Friday, April 20, 2007

One More Reason It Sucks To Be Poor

For nearly twenty years now, I've been lucky enough to mostly have work that I love, but it hasn't always been that way. I've landscaped and I've dug ditches in clay with jackhammer, pick, and shovel. I've worked in a potato chip factory and in an auto parts warehouse. I started food service work when I was fourteen and worked in three different restaurants washing dishes or busing tables. I've shined shoes and delivered papers. I've done farm work. I've performed data entry and I've been a telemarketer. I've worked in a factory building mobile home rafters. All of these paid around minimum wage or less.

But worst of all was a 3 month temp assignment at Boston's University Hospital. Pallets of supplies would come in and I'd put them away. I'd fill orders and stock supply carts. It was independent work and no one bothered me much. I'd certainly worked harder in other jobs, and gotten much dirtier. But for pure humiliation, being on the bottom of the food chain at a hospital is tough to beat.

Once the supply carts were stocked, part of my job was to deliver them around the facility. That's when I'd become the lowest of the low. My invisibility was my superpower. I had a new BA in Social Thought and Political Economy, and thought that this somehow made me worthy of respect. I was alone in this assessment. No one else knew or cared.

It's interesting that other low-status work didn't really bother me. Everyone else was low-status as well, so I had company. But not there. I was beneath the notice of pretty much everyone.

I thought about this again half a dozen years later, when I spoke to a group of SEIU members at Boston City Hospital.

I'd been hired to help stop the privatization of the hospital by uniting the three unions there with the low-income communities the hospital served in Dorchester and Roxbury. The SEIU workers were on the bottom of the hierarchy and pushed the carts, made the beds, and cleaned the messes. I'd come off of a number of years of homeless organizing, and as I looked at the room, I saw poor people. The faces in that SEIU meeting, lined by work and trouble, looked just like any room of homeless folks I'd ever seen.

In that moment, I understood that the line between the working poor and the homeless is largely in our imaginations. It's a revolving door of hard times and vulnerability.
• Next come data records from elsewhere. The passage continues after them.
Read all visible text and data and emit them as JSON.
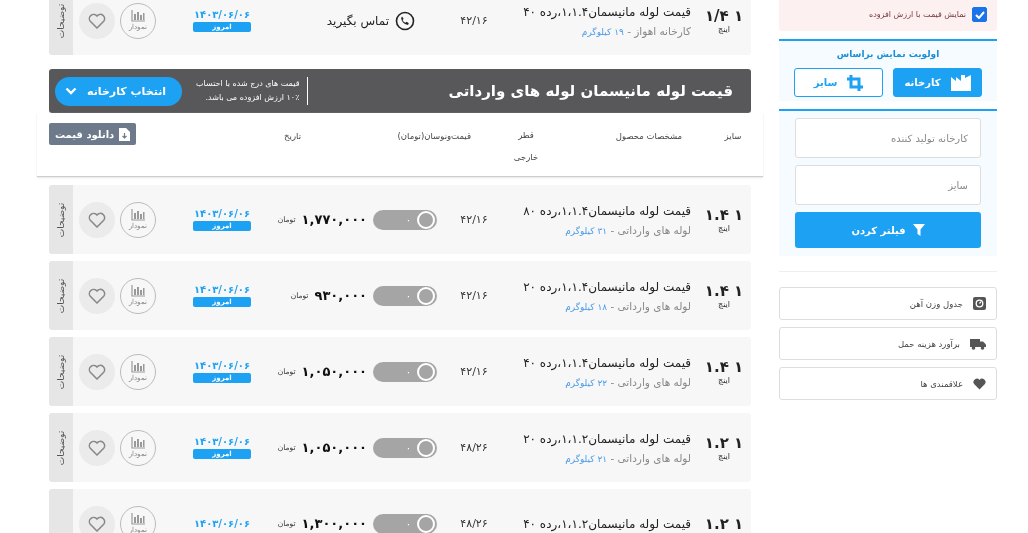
{
  "main": {
    "rows_above": [
      {
        "kind": "contact",
        "size": "۱ ۱/۴",
        "unit": "اینچ",
        "title": "قیمت لوله مانیسمان۱،۱.۴،رده ۴۰",
        "source": "کارخانه اهواز - ",
        "weight": "۱۹ کیلوگرم",
        "diameter": "۴۲/۱۶",
        "contact": "تماس بگیرید",
        "date": "۱۴۰۳/۰۶/۰۶",
        "badge": "امروز",
        "chart_label": "نمودار",
        "notes_label": "توضیحات"
      }
    ],
    "banner": {
      "title": "قیمت لوله مانیسمان لوله های وارداتی",
      "note_lines": [
        "قیمت های درج شده با احتساب",
        "۱۰٪ ارزش افزوده می باشد."
      ],
      "button": "انتخاب کارخانه"
    },
    "download_button": "دانلود قیمت",
    "columns": [
      "سایز",
      "مشخصات محصول",
      "قطر خارجی",
      "قیمت‌ونوسان(تومان)",
      "تاریخ"
    ],
    "rows": [
      {
        "kind": "price",
        "size": "۱ ۱.۴",
        "unit": "اینچ",
        "title": "قیمت لوله مانیسمان۱،۱.۴،رده ۸۰",
        "source": "لوله های وارداتی - ",
        "weight": "۳۱ کیلوگرم",
        "diameter": "۴۲/۱۶",
        "change": "۰",
        "price": "۱,۷۷۰,۰۰۰",
        "currency": "تومان",
        "date": "۱۴۰۳/۰۶/۰۶",
        "badge": "امروز",
        "chart_label": "نمودار",
        "notes_label": "توضیحات"
      },
      {
        "kind": "price",
        "size": "۱ ۱.۴",
        "unit": "اینچ",
        "title": "قیمت لوله مانیسمان۱،۱.۴،رده ۲۰",
        "source": "لوله های وارداتی - ",
        "weight": "۱۸ کیلوگرم",
        "diameter": "۴۲/۱۶",
        "change": "۰",
        "price": "۹۳۰,۰۰۰",
        "currency": "تومان",
        "date": "۱۴۰۳/۰۶/۰۶",
        "badge": "امروز",
        "chart_label": "نمودار",
        "notes_label": "توضیحات"
      },
      {
        "kind": "price",
        "size": "۱ ۱.۴",
        "unit": "اینچ",
        "title": "قیمت لوله مانیسمان۱،۱.۴،رده ۴۰",
        "source": "لوله های وارداتی - ",
        "weight": "۲۲ کیلوگرم",
        "diameter": "۴۲/۱۶",
        "change": "۰",
        "price": "۱,۰۵۰,۰۰۰",
        "currency": "تومان",
        "date": "۱۴۰۳/۰۶/۰۶",
        "badge": "امروز",
        "chart_label": "نمودار",
        "notes_label": "توضیحات"
      },
      {
        "kind": "price",
        "size": "۱ ۱.۲",
        "unit": "اینچ",
        "title": "قیمت لوله مانیسمان۱،۱.۲،رده ۲۰",
        "source": "لوله های وارداتی - ",
        "weight": "۲۱ کیلوگرم",
        "diameter": "۴۸/۲۶",
        "change": "۰",
        "price": "۱,۰۵۰,۰۰۰",
        "currency": "تومان",
        "date": "۱۴۰۳/۰۶/۰۶",
        "badge": "امروز",
        "chart_label": "نمودار",
        "notes_label": "توضیحات"
      },
      {
        "kind": "price",
        "size": "۱ ۱.۲",
        "title": "قیمت لوله مانیسمان۱،۱.۲،رده ۴۰",
        "diameter": "۴۸/۲۶",
        "change": "۰",
        "price": "۱,۳۰۰,۰۰۰",
        "currency": "تومان",
        "date": "۱۴۰۳/۰۶/۰۶",
        "chart_label": "نمودار"
      }
    ]
  },
  "sidebar": {
    "vat_toggle": {
      "label": "نمایش قیمت با ارزش افزوده",
      "checked": true
    },
    "priority": {
      "title": "اولویت نمایش براساس",
      "options": [
        {
          "kind": "factory",
          "label": "کارخانه",
          "selected": true
        },
        {
          "kind": "size",
          "label": "سایز",
          "selected": false
        }
      ]
    },
    "filter": {
      "fields": [
        {
          "placeholder": "کارخانه تولید کننده"
        },
        {
          "placeholder": "سایز"
        }
      ],
      "button": "فیلتر کردن"
    },
    "links": [
      {
        "kind": "weight-table",
        "label": "جدول وزن آهن"
      },
      {
        "kind": "shipping",
        "label": "برآورد هزینه حمل"
      },
      {
        "kind": "favorites",
        "label": "علاقمندی ها"
      }
    ]
  }
}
People who work hard for their money deserve better.

2 comments:

Anonymous said...

The working poor can and do become homeless, but rarely long term unless it's combined with drug, alcohol or mental problems. I know this doesn't fit your political agenda, but it's true. Ask some working poor if they consider themselves similar to homeless people and I think other than the politicized ones you'll hear "no!"

Tim Harris said...

Most homelessness is short term, and yes, illness and addiction make it harder to get back on one's feet. Poor people simply have a much smaller margin for error than the rest of us.

Working people think of homeless people in the same stereotypical, somewhat dehumanized, terms as everyone else. Being closer to that reality doesn't exempt them from absorbing the same propaganda as everyone else. People who live in public housing, I've noticed, are just as or even more likely to succumb to homeless victim-blaming as others. I've always considered this a by-product of fear and denial.